The probability of an event P is 3/4 while that of another event is 1/6. If the probability of both P and Q is 1/12 what is the probability of either P or Q.
well, recall that
P(P)+P(Q) - P(P&Q) = P(P or Q)
just think of a Venn diagram
To find the probability of either event P or event Q, you need to use the addition rule of probability.
The addition rule states that for two mutually exclusive events (events that cannot occur at the same time), the probability of either event occurring is the sum of their individual probabilities.
Let's denote the probability of event P as P(P) and the probability of event Q as P(Q).
Given:
P(P) = 3/4
P(Q) = 1/6
P(P and Q) (the probability of both P and Q occurring) = 1/12
To find the probability of either P or Q, you can use the formula:
P(P or Q) = P(P) + P(Q) - P(P and Q)
Substituting the given values:
P(P or Q) = 3/4 + 1/6 - 1/12
To evaluate this expression, you need to find a common denominator:
P(P or Q) = (9/12) + (2/12) - (1/12)
Combining the fractions:
P(P or Q) = 10/12
Finally, you can simplify this fraction:
P(P or Q) = 5/6
Therefore, the probability of either event P or event Q occurring is 5/6.
To find the probability of either event P or event Q, we can use the principle of inclusion-exclusion.
The probability of event P is 3/4, and the probability of event Q is 1/6. Let's denote the probability of either event P or event Q as P(P or Q).
Using the principle of inclusion-exclusion, we can calculate P(P or Q) as follows:
P(P or Q) = P(P) + P(Q) - P(P and Q),
where P(P) represents the probability of event P, P(Q) represents the probability of event Q, and P(P and Q) represents the probability of both event P and event Q occurring simultaneously.
Given that P(P) = 3/4, P(Q) = 1/6, and P(P and Q) = 1/12, we can substitute the values into the formula:
P(P or Q) = 3/4 + 1/6 - 1/12.
To simplify this expression and add the fractions, we need a common denominator. The least common denominator for 4, 6, and 12 is 12.
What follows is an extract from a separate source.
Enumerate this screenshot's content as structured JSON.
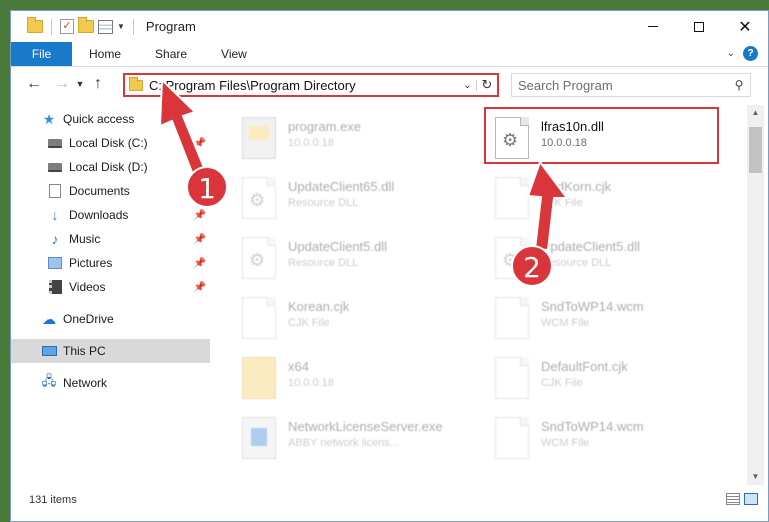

P(P or Q) = (9/12) + (2/12) - (1/12).
Combining the fractions:
P(P or Q) = (9 + 2 - 1) / 12.
P(P or Q) = 10 / 12.
To simplify the fraction, we can divide both the numerator and denominator by their greatest common divisor, which is 2:
P(P or Q) = 5 / 6.
Therefore, the probability of either event P or event Q occurring is 5/6.